Forty-three subjects were randomized to AN and 41 to placebo (Table 1). The two groups were similar in terms of age, sex at birth, race, ethnicity, and body mass index. Approximately half in each arm had IPAH or heritable PAH. Most patients in both arms were in WHO functional class II, and 80% were receiving dual or triple therapy for PAH. 6MWD was significantly reduced from normal in the study sample (median, 83% predicted normal 6MWD; median of the actual vs. predicted 6MWD, −89 m) (16).
Table 1.
Baseline Characteristics of Intention-to-Treat Population
| Characteristic | n | Anastrozole (n = 43) | Placebo (n = 41) |
|---|---|---|---|
| Age, yr | 84 | 58.6 ± 11.8 | 60.3 ± 10.2 |
| Sex at birth, female | 84 | 26 (60.5%) | 25 (61.0%) |
| Race | |||
| White | 84 | 31 (72.1%) | 33 (80.5%) |
| Black | 5 (11.6%) | 3 (7.3%) | |
| Asian | 4 (9.3%) | 1 (2.4%) | |
| Other | 3 (7.0%) | 4 (9.8%) | |
| Ethnicity | |||
| Not Hispanic/Latino | 84 | 41 (95.3%) | 36 (87.8%) |
| Hispanic/Latino | 2 (4.7%) | 5 (12.2%) | |
| Body mass index, kg/m2 | 84 | 30.7 ± 6.4 | 28.3 ± 5.9 |
| PAH etiology | |||
| Idiopathic | 84 | 18 (41.9%) | 15 (36.6%) |
| Associated with connective tissue disease | 8 (18.6%) | 11 (26.8%) | |
| Drug or toxin induced | 6 (14.0%) | 4 (9.8%) | |
| Associated with congenital heart disease | 5 (11.6%) | 2 (4.9%) | |
| Heritable | 3 (7.0%) | 4 (9.8%) | |
| Associated with HIV infection | 2 (4.7%) | 2 (4.9%) | |
| Portopulmonary hypertension | 1 (2.3%) | 3 (7.3%) | |
| Number of background therapy classes | |||
| Single | 84 | 8 (18.6%) | 5 (12.2%) |
| Dual | 22 (51.2%) | 25 (61.0%) | |
| Triple | 13 (30.2%) | 11 (26.8%) | |
| WHO functional class | |||
| I | 84 | 6 (14.0%) | 3 (7.3%) |
| II | 28 (65.1%) | 26 (63.4%) | |
| III | 9 (20.9%) | 12 (29.3%) | |
| Six minute walk distance, m | 84 | 442.8 ± 119.5 | 416.3 ± 115.3 |
| NT-proBNP, pg/ml | 84 | 187 [79, 424] | 256 [132, 556] |
Definition of abbreviations: NT-proBNP = N-terminal prohormone brain natriuretic peptide; PAH = pulmonary arterial hypertension; WHO = World Health Organization.

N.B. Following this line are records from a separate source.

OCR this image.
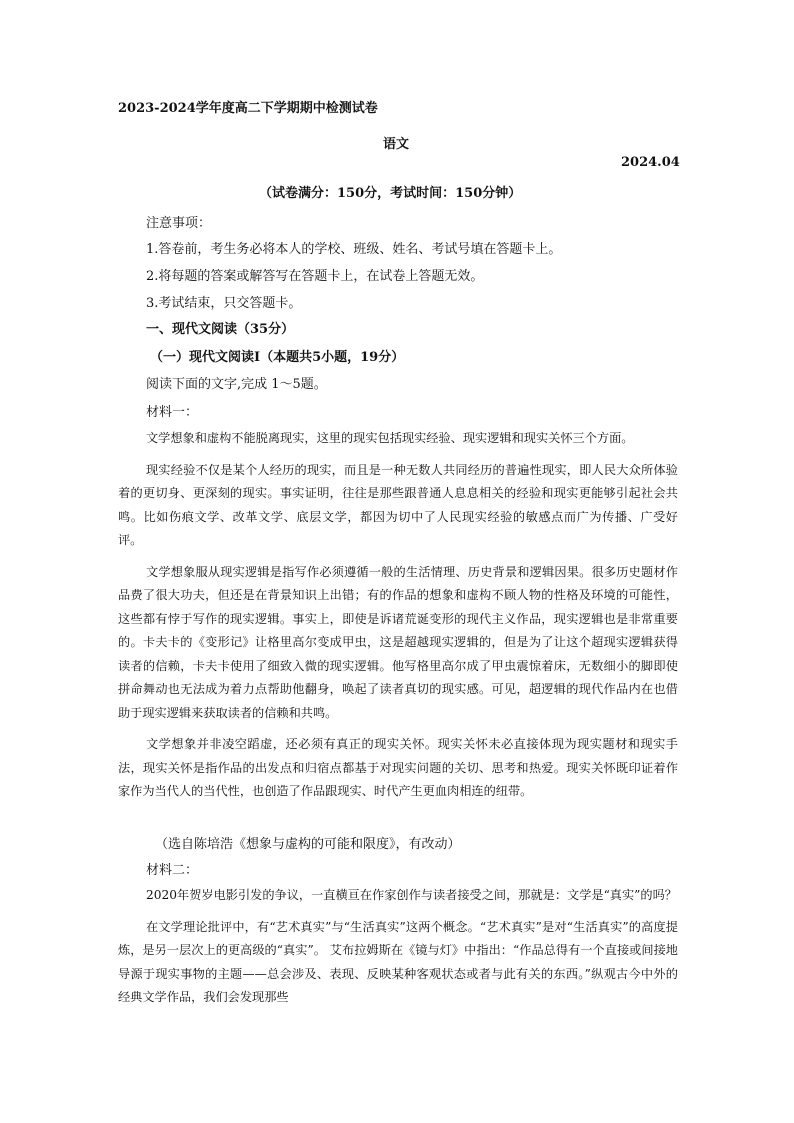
2023-2024学年度高二下学期期中检测试卷
语文
2024.04
（试卷满分：150分，考试时间：150分钟）
注意事项：
1.答卷前，考生务必将本人的学校、班级、姓名、考试号填在答题卡上。
2.将每题的答案或解答写在答题卡上，在试卷上答题无效。
3.考试结束，只交答题卡。
一、现代文阅读（35分）
（一）现代文阅读Ⅰ（本题共5小题，19分）
阅读下面的文字,完成 1～5题。
材料一：

文学想象和虚构不能脱离现实，这里的现实包括现实经验、现实逻辑和现实关怀三个方面。

现实经验不仅是某个人经历的现实，而且是一种无数人共同经历的普遍性现实，即人民大众所体验着的更切身、更深刻的现实。事实证明，往往是那些跟普通人息息相关的经验和现实更能够引起社会共鸣。比如伤痕文学、改革文学、底层文学，都因为切中了人民现实经验的敏感点而广为传播、广受好评。

文学想象服从现实逻辑是指写作必须遵循一般的生活情理、历史背景和逻辑因果。很多历史题材作品费了很大功夫，但还是在背景知识上出错；有的作品的想象和虚构不顾人物的性格及环境的可能性，这些都有悖于写作的现实逻辑。事实上，即使是诉诸荒诞变形的现代主义作品，现实逻辑也是非常重要的。卡夫卡的《变形记》让格里高尔变成甲虫，这是超越现实逻辑的，但是为了让这个超现实逻辑获得读者的信赖，卡夫卡使用了细致入微的现实逻辑。他写格里高尔成了甲虫震惊着床，无数细小的脚即使拼命舞动也无法成为着力点帮助他翻身，唤起了读者真切的现实感。可见，超逻辑的现代作品内在也借助于现实逻辑来获取读者的信赖和共鸣。

文学想象并非凌空蹈虚，还必须有真正的现实关怀。现实关怀未必直接体现为现实题材和现实手法，现实关怀是指作品的出发点和归宿点都基于对现实问题的关切、思考和热爱。现实关怀既印证着作家作为当代人的当代性，也创造了作品跟现实、时代产生更血肉相连的纽带。

（选自陈培浩《想象与虚构的可能和限度》，有改动）
材料二：

2020年贺岁电影引发的争议，一直横亘在作家创作与读者接受之间，那就是：文学是“真实”的吗？

在文学理论批评中，有“艺术真实”与“生活真实”这两个概念。“艺术真实”是对“生活真实”的高度提炼，是另一层次上的更高级的“真实”。 艾布拉姆斯在《镜与灯》中指出：“作品总得有一个直接或间接地导源于现实事物的主题——总会涉及、表现、反映某种客观状态或者与此有关的东西。”纵观古今中外的经典文学作品，我们会发现那些
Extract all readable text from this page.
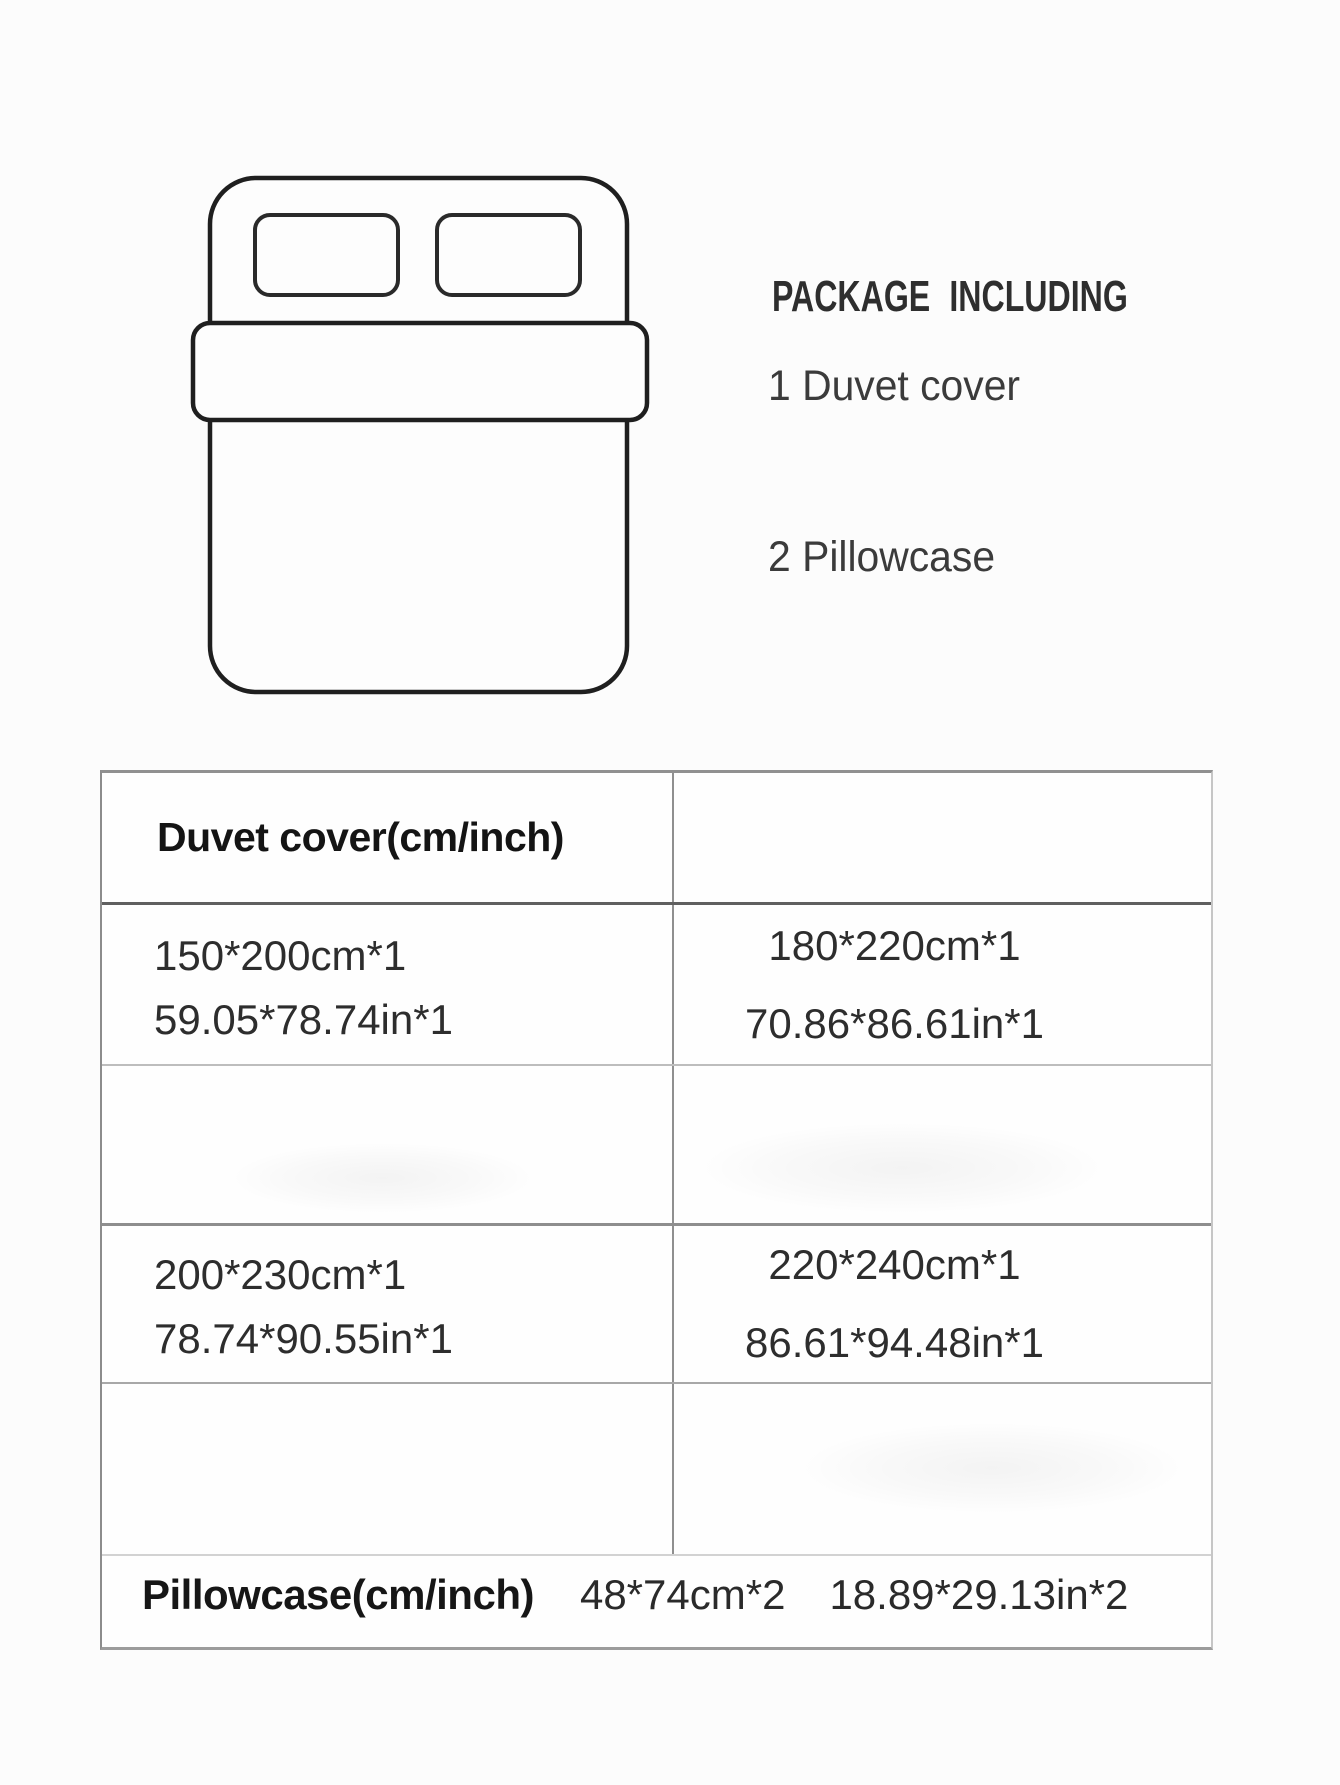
PACKAGE INCLUDING
1 Duvet cover
2 Pillowcase
Duvet cover(cm/inch)
150*200cm*1
59.05*78.74in*1
180*220cm*1
70.86*86.61in*1
200*230cm*1
78.74*90.55in*1
220*240cm*1
86.61*94.48in*1
Pillowcase(cm/inch) 48*74cm*2 18.89*29.13in*2
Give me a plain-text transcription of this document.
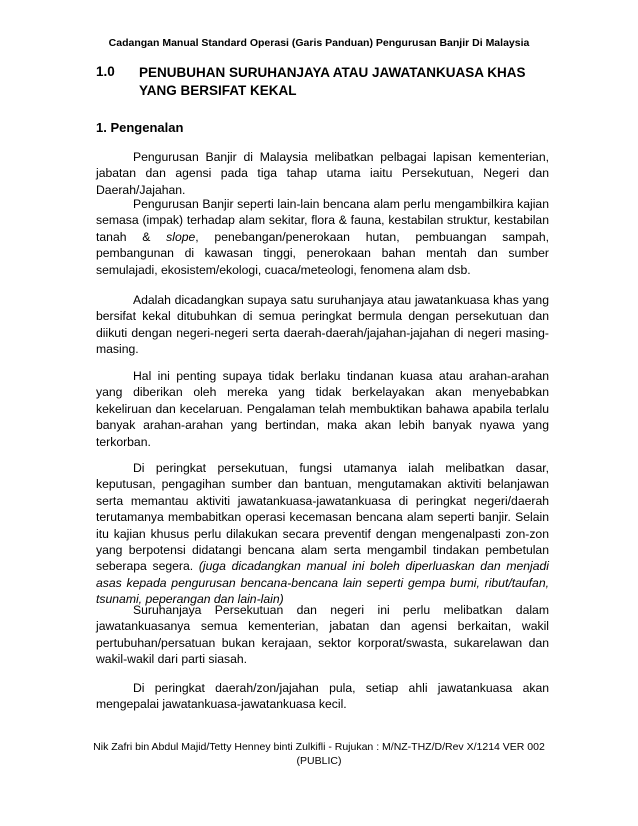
Cadangan Manual Standard Operasi (Garis Panduan) Pengurusan Banjir Di Malaysia
1.0 PENUBUHAN SURUHANJAYA ATAU JAWATANKUASA KHAS YANG BERSIFAT KEKAL
1. Pengenalan

Pengurusan Banjir di Malaysia melibatkan pelbagai lapisan kementerian, jabatan dan agensi pada tiga tahap utama iaitu Persekutuan, Negeri dan Daerah/Jajahan.

Pengurusan Banjir seperti lain-lain bencana alam perlu mengambilkira kajian semasa (impak) terhadap alam sekitar, flora & fauna, kestabilan struktur, kestabilan tanah & slope, penebangan/penerokaan hutan, pembuangan sampah, pembangunan di kawasan tinggi, penerokaan bahan mentah dan sumber semulajadi, ekosistem/ekologi, cuaca/meteologi, fenomena alam dsb.

Adalah dicadangkan supaya satu suruhanjaya atau jawatankuasa khas yang bersifat kekal ditubuhkan di semua peringkat bermula dengan persekutuan dan diikuti dengan negeri-negeri serta daerah-daerah/jajahan-jajahan di negeri masing-masing.

Hal ini penting supaya tidak berlaku tindanan kuasa atau arahan-arahan yang diberikan oleh mereka yang tidak berkelayakan akan menyebabkan kekeliruan dan kecelaruan. Pengalaman telah membuktikan bahawa apabila terlalu banyak arahan-arahan yang bertindan, maka akan lebih banyak nyawa yang terkorban.

Di peringkat persekutuan, fungsi utamanya ialah melibatkan dasar, keputusan, pengagihan sumber dan bantuan, mengutamakan aktiviti belanjawan serta memantau aktiviti jawatankuasa-jawatankuasa di peringkat negeri/daerah terutamanya membabitkan operasi kecemasan bencana alam seperti banjir. Selain itu kajian khusus perlu dilakukan secara preventif dengan mengenalpasti zon-zon yang berpotensi didatangi bencana alam serta mengambil tindakan pembetulan seberapa segera. (juga dicadangkan manual ini boleh diperluaskan dan menjadi asas kepada pengurusan bencana-bencana lain seperti gempa bumi, ribut/taufan, tsunami, peperangan dan lain-lain)

Suruhanjaya Persekutuan dan negeri ini perlu melibatkan dalam jawatankuasanya semua kementerian, jabatan dan agensi berkaitan, wakil pertubuhan/persatuan bukan kerajaan, sektor korporat/swasta, sukarelawan dan wakil-wakil dari parti siasah.

Di peringkat daerah/zon/jajahan pula, setiap ahli jawatankuasa akan mengepalai jawatankuasa-jawatankuasa kecil.

Nik Zafri bin Abdul Majid/Tetty Henney binti Zulkifli - Rujukan : M/NZ-THZ/D/Rev X/1214 VER 002
(PUBLIC)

Values are mean ± SD, median [IQR], or n (%).
No patients were lost to follow-up over the 12 months, and no patient completely withdrew from the study (Figure 1). Four subjects in the placebo arm discontinued study drug at 89, 162, 178, and 359 days, and two subjects in the AN arm discontinued at 81 and 91 days because of adverse events but continued follow-up. Because only three subjects in the placebo arm and two in the AN arm discontinued the experimental intervention before 6 months, we did not conduct sensitivity analyses for nonadherence excluding these subjects.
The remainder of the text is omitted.